Feature Friday Welcomes Sarah M. Anderson

Where did the story idea come from/process

“How do you come up with your ideas?” That’s a question I get a lot, and it’s a fair one. I do, in fact, have a lot of ideas.

Boy, for my first book, A Man of His Word, I had a great answer to that question. I’d been raking leaves and had this vision of a cowboy who gets his hat shot off by an Indian princess who rides out of the woods wearing a buckskin dress. True, it took another seven months before a plot that could fit that opener materialized, but still—it made a great story. An idea comes to the unsuspecting author, unbidden, magical—just waiting to be told.

It’s all very mystical, isn’t it?

So here we are, back again, this time with my second book, A Man of Privilege. And man, I wish I had a great, author-communing-with-the-Muse story to tell you.

But I don’t.

This time, I can safely say that I hadn’t even considered James Carlson as a hero. Yes, he was handsome and yes, he was authoritative, but to me, he was a resolution to a problem. It wasn’t until my editor, the awesome Stacy Boyd, read the whole book and emailed me notes. The very last thing she said was, “Loved the ending! Would love to see books for Carlson and Yellow Bird.”

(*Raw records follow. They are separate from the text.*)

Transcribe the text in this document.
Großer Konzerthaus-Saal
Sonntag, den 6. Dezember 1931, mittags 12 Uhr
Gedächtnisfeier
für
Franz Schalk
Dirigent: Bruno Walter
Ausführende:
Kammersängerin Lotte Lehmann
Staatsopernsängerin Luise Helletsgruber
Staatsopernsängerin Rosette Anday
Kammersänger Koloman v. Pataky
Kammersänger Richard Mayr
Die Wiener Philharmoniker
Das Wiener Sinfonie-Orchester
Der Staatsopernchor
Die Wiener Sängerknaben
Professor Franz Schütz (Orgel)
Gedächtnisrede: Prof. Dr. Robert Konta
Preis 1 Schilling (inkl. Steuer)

(An aside: Thomas Yellow Bird, the Lakota FBI agent who lurks throughout two books? Yeah, I’d written him specifically to be a future romance hero. So far, his story has proven to be slightly elusive. Damned sneaky FBI agents. So freaking hard to read!)

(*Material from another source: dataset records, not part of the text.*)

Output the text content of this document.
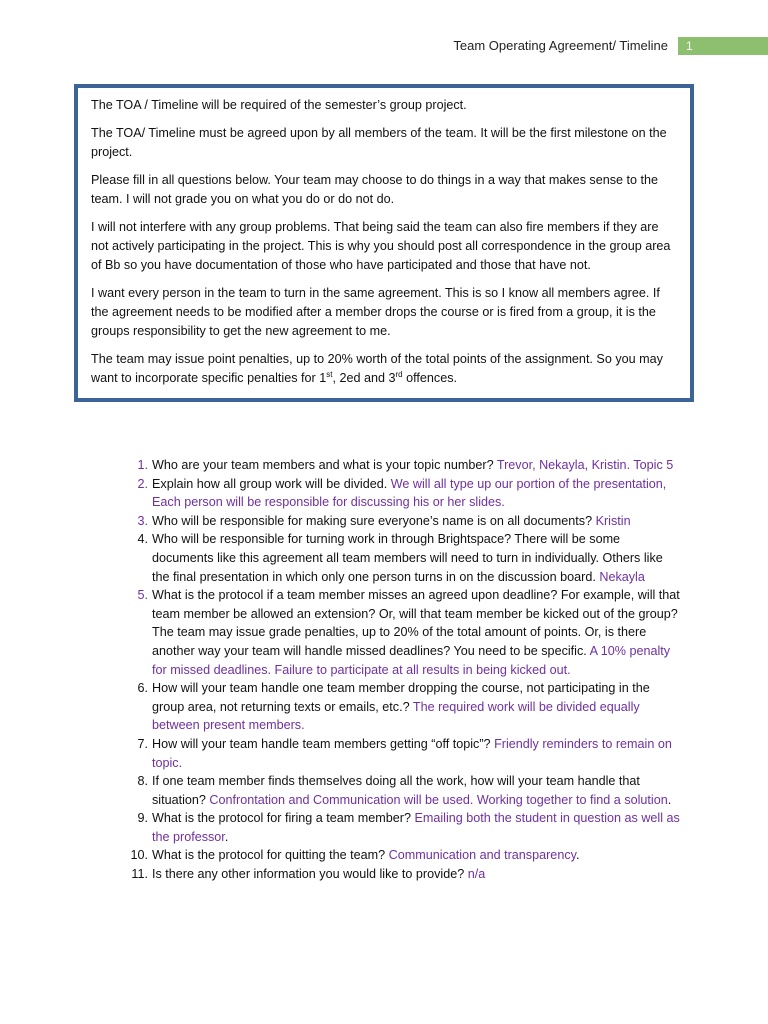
Team Operating Agreement/ Timeline	1

The TOA / Timeline will be required of the semester’s group project.

The TOA/ Timeline must be agreed upon by all members of the team. It will be the first milestone on the project.

Please fill in all questions below. Your team may choose to do things in a way that makes sense to the team. I will not grade you on what you do or do not do.

I will not interfere with any group problems. That being said the team can also fire members if they are not actively participating in the project. This is why you should post all correspondence in the group area of Bb so you have documentation of those who have participated and those that have not.

I want every person in the team to turn in the same agreement. This is so I know all members agree. If the agreement needs to be modified after a member drops the course or is fired from a group, it is the groups responsibility to get the new agreement to me.

The team may issue point penalties, up to 20% worth of the total points of the assignment. So you may want to incorporate specific penalties for 1st, 2ed and 3rd offences.

1. Who are your team members and what is your topic number? Trevor, Nekayla, Kristin. Topic 5
2. Explain how all group work will be divided. We will all type up our portion of the presentation, Each person will be responsible for discussing his or her slides.
3. Who will be responsible for making sure everyone’s name is on all documents? Kristin
4. Who will be responsible for turning work in through Brightspace? There will be some documents like this agreement all team members will need to turn in individually. Others like the final presentation in which only one person turns in on the discussion board. Nekayla
5. What is the protocol if a team member misses an agreed upon deadline? For example, will that team member be allowed an extension? Or, will that team member be kicked out of the group? The team may issue grade penalties, up to 20% of the total amount of points. Or, is there another way your team will handle missed deadlines? You need to be specific. A 10% penalty for missed deadlines. Failure to participate at all results in being kicked out.
6. How will your team handle one team member dropping the course, not participating in the group area, not returning texts or emails, etc.? The required work will be divided equally between present members.
7. How will your team handle team members getting “off topic”? Friendly reminders to remain on topic.
8. If one team member finds themselves doing all the work, how will your team handle that situation? Confrontation and Communication will be used. Working together to find a solution.
9. What is the protocol for firing a team member? Emailing both the student in question as well as the professor.
10. What is the protocol for quitting the team? Communication and transparency.
11. Is there any other information you would like to provide? n/a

She’d like to see a story for Carlson. And I had absolutely no story for him.

But this is where the weird part of being an author kicks in. I swear, it wasn’t more than an hour of caffeine-fueled brainstorming (so named because it feels like my brain is storming) that I knew Carlson would meet a former hooker who had cleaned up her act and that she would turn his whole world upside down. I already had the basics of his personality and history laid out. I just needed to shake him up.

So I did. The result, A Man of Privilege, was a wild ride to write, and I think it’s an even wilder ride to read.

So what do you think? Is it best to wait for inspiration to strike, or is it best to get an assignment? I’m giving away a copy of A Man of Privilege to one lucky person who answers that question! Plus—bonus—every week I’m giving away one of these handcrafted (by me!) book necklaces from everyone who commented throughout the week! Check the Authorial Moms blog every Sunday to see if you were the winner!

A Man of Privilege by Sarah Anderson

She isn’t what he expected.

Blue-blood lawyer James Carlson is working on the case of his life.  After winning this trial, his career will be set.  He won’t let anything…or anyone… alter his course.  Then he meets his witness.

Maggie Eagle Heart makes him question everything–his family, his goals, his future. Because she’s the one woman he wants, and she’s the one woman who is completely off limits. Yet even as he struggles to keep their relationship all about business, he can’t deny the attraction is mutual–and irresistible.

James has always done what is expected of him…until now.

About Sarah:

Award-winning author Sarah M. Anderson may live east of the Mississippi River, but her heart lies out west on the Great Plains. With a lifelong love of horses and two history teachers for parents, it wasn’t long before her characters found themselves out in South Dakota among the Lakota Sioux.  She loves to put people from two different worlds into new situations and to see how their backgrounds and cultures take them someplace they never thought they’d go.

When not helping out at school or walking her rescue dogs, Sarah spends her days having conversations with imaginary cowboys and American Indians, all of which is surprisingly well-tolerated by her wonderful husband and son.

This post is brought to you as part of the A Man of Privilege/Distinction Blog Tour.  For a complete tour schedule and rules, visit www.sarahmanderson.com. Comments on this blog will be entered to win a signed copy of A Man of Privilege.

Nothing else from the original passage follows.